In the case of CIT vs Synopsis International Old Ltd.(2013) 212 Taxmann 454(Karn.)(HC), High Court held that it is not necessary that there should be a transfer of exclusive right in copyright and where consideration paid was for rights in respect of copyright and for user of confidential information embedded in software/ computer programme, it would fall within the mischief of Explanation 2 to section 9(1)(vi) of the Act and there would be a liability to pay tax.
In the case of Sonic Biochem Extractions P. Ltd. v ITO (2013) 23 ITR 447 (Mum.) (Trib.), though the decision was with regard to the claim of depreciation but Mumbai Tribunal at the time of giving ruling discussed that the mere purchase of software, a copyrighted article, for utilization of computers cannot be considered as purchase of copyright to called it royalty. Since the assessee did not acquire any rights for making copies, selling or acquiring software, explanation 2 to section 9(1)(vi) cannot be applied to purchase of copyrighted article which does not involve any commercial exploitation thereof.
In DIT vs Ericsson 343 ITR 470, Delhi High Court held that any software embedded in hardware and such software has no existence without such hardware, then the software so supplied will not be taxable as royalty. Since the facts of the case in Nokia were similar to Ericsson case, this aforesaid decision further followed by High Court in case of DIT vs Nokia Networks Oy (ITA No 512 of 2007).
After going through the provisions of the Act and Treaty and after analyzing the decisions of various tax courts, if assessee case falls within the ambit of term royalty, then withholding tax implications will also apply under section 195 of the Act.
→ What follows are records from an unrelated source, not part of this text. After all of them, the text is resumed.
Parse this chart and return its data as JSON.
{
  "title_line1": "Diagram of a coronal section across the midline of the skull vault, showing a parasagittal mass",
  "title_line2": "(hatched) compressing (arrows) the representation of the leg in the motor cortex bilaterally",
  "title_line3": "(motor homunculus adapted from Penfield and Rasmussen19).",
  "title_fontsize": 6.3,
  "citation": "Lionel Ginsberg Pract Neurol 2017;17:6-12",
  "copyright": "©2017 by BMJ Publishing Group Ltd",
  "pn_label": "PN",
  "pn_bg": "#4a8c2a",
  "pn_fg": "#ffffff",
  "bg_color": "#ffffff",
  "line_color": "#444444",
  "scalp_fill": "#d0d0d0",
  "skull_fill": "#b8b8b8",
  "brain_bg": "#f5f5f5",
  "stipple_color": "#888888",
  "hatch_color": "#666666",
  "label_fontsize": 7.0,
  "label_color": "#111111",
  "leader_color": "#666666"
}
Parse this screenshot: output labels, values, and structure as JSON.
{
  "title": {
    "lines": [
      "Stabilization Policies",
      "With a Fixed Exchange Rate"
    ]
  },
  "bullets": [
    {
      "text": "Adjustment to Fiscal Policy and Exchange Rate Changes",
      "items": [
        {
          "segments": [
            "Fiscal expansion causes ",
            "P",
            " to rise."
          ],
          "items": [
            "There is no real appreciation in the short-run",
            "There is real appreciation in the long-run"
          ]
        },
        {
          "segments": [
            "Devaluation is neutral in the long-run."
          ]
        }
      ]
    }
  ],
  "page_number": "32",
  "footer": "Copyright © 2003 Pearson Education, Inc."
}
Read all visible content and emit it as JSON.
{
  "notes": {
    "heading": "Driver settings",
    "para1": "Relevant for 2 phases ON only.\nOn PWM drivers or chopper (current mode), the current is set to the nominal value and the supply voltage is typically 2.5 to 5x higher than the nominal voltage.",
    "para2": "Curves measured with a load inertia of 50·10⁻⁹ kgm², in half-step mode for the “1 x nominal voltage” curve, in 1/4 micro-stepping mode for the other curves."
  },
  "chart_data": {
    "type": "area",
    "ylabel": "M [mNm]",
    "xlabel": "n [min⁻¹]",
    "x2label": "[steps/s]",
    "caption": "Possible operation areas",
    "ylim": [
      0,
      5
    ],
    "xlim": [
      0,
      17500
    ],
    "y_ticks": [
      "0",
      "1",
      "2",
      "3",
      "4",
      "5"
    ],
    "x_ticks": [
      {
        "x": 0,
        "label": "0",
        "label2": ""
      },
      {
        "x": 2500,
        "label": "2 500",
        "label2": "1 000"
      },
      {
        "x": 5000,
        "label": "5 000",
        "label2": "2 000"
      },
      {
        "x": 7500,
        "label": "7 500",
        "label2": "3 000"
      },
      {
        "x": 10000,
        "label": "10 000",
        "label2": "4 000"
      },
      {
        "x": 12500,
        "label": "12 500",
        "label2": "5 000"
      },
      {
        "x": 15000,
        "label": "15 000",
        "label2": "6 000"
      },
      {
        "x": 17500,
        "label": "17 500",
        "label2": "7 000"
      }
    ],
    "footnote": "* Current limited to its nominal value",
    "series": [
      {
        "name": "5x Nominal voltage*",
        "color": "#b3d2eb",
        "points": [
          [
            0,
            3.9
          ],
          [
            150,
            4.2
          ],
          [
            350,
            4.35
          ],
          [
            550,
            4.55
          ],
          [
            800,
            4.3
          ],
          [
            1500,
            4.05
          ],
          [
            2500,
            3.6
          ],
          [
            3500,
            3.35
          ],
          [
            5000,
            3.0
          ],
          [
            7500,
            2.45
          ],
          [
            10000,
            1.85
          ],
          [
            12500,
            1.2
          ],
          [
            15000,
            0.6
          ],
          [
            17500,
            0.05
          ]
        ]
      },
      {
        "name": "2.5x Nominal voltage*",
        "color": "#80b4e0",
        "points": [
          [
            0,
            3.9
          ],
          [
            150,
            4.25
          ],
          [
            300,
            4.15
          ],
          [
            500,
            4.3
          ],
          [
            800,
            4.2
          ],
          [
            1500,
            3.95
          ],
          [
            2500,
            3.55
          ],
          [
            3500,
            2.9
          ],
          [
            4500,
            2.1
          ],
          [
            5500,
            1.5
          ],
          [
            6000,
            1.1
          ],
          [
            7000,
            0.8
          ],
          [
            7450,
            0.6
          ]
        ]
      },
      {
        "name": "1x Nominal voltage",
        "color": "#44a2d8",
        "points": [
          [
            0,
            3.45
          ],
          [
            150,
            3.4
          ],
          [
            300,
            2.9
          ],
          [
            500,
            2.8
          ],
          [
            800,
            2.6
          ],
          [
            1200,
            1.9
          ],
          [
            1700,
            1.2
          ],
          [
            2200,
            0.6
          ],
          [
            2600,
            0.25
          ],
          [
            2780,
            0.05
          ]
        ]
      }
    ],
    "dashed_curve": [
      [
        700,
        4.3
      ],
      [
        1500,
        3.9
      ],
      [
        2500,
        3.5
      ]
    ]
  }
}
However, since section 90(2) of the Act states that non-resident is entitled to apply the provisions of the Act or the relevant treaty whichever is more beneficial, therefore comparison need to be made between the Act and Treaty so that assessee could withhold tax at lower rate.
Goods and Service Tax Act, 2017 has been implemented nation-wide with effect from 1st July, 2017. Definition of import of services is contained under section 2(11) of the IGST Act and the same means –
Import of services means the supply of any service where –
1. The supplier of service is located outside India;
2. The recipient of service is located in India; and
3. The place of supply of service is in India.
Further, as per section 7(4) of the Central Goods and Service Tax Act, 2017, supply of services imported into the territory of India shall be treated to be supply of service in the course of inter-state trade or commerce.
If the services are covered within the scope of ‘import of service’ then tax would be payable by the recipient of service under GST.
Research & Development Cess Act, 1986: As per section 3 of Research & Development Cess Act, 1986, a cess is leviable by Central Government at a rate not exceeding 5% on all payments made towards import of technology.
According to section 2(h) of Research & Development Cess Act, 1986, “technology”means any special or technical knowledge or any special service required for any purpose whatsoever by an industrial concern under any foreign collaboration and include designs, drawings, publications and technical personnel.
One has to examine the said mentioned technology definition in order to attract Research and Development Cess Act, 1986 on import of software.
There are both direct and indirect tax implications on import of software. One has to carefully analyze its tax implications in light of various provisions under various Acts, the relevant tax treaty clauses, circular and notifications issued from time to time by various authorities and most importantly going through the relevant and recent case laws in order to reach at sound decision from tax perspective.